- Born: October 27, 1955 (age 70) New Rochelle, New York, U.S.
- Education: UIUC
- Children: 2 daughters, Molly McGlone and Kerry McGlone Falwell
- Awards: ASAS Animal Management Award
- Scientific career
- Workplaces: Texas Tech University
- Doctoral advisor: Stan Curtis Ed Banks

= John J. McGlone =

American animal scientist

John J. McGlone (born October 27, 1955) is an American animal scientist and a Frank Guggenheim Fellow, Institutional Official Director and professor of Animal Science at Texas Tech University.

== Early life and education ==

McGlone grew up in the New York City area and on Long Island, New York. He graduated from Holy Family High School in Huntington, New York. He received his B.S. and his M.S. in 1977, and in 1979 in Animal Science with a minor in Neuroscience at Washington State University. He completed his Ph.D. in 1981 in Animal Science with a minor in Neural and Behavioral Biology from University of Illinois. He was a research professor in animal science at University of Wyoming before moving to Texas Tech University.

== Research and academic contributions ==

McGlone is known for his research and contributions in (a) the use of pheromones to alter farm animal and companion animal behavior, (b) the welfare of transport in pigs, (c) housing and care of sows (adult pigs), and (d) sustainable pork production systems.

McGlone has published over 150 original refereed publications including papers, book chapters, abstracts and technical reports. He has been invited to speak in the US, Europe, Latin America, Asia, and Australia on animal behavior, welfare, and management. He is frequently quoted in the news as an expert on farm animal behaviour.

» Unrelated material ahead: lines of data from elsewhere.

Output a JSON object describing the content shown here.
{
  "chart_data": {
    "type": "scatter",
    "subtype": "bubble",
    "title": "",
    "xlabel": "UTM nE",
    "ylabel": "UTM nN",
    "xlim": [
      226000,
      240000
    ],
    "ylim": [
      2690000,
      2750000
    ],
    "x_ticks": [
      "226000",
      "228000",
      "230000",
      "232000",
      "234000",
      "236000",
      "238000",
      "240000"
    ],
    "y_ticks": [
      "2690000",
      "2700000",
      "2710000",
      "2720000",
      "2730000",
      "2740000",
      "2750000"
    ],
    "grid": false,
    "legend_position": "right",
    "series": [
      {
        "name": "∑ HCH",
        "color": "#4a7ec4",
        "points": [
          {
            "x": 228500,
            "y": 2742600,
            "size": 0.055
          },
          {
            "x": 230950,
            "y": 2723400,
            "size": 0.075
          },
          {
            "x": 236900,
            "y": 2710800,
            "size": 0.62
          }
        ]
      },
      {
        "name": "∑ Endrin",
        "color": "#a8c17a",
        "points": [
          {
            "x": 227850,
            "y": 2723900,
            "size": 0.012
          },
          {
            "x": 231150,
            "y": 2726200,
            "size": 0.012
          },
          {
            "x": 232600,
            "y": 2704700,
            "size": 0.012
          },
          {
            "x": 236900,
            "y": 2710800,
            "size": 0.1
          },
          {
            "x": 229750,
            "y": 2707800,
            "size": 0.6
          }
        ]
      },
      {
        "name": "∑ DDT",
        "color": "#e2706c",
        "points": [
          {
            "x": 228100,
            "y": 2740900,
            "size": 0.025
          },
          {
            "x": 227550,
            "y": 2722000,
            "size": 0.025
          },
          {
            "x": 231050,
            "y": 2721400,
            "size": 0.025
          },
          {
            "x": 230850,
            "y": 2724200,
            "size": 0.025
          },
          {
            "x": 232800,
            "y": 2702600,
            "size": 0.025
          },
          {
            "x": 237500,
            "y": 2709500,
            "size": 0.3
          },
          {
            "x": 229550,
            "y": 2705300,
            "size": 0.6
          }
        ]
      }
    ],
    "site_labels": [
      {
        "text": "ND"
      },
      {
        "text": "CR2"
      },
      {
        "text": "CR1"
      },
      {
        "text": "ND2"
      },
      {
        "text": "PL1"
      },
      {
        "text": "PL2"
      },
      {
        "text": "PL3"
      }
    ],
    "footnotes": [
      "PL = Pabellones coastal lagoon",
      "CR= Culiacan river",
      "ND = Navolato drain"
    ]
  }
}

McGlone has been granted more than $4.8 million research funding. He started a company, Farm Animal Care Training and Auditing, which was sold to Frost in 2012.

== Honors and awards ==

- 1992: ASAS Animal Management Award
- 2010: Chair of Federation of Animal Science Societies (FASS) Animal Care and Use Committee
- 1990: Presidential Academic Achievement Award at TTU
- 1992: Outstanding Researcher at College of Agricultural Science at TTU
- 1983 and 1984: Harry Frank Guggenheim Research Fellowship Award

== Books ==

John J. McGlone co-authored a book with Pond, Wilson G titled Pig Production: Biological Principles and Applications (ISBN 9780827384842). This book is widely used as a textbook.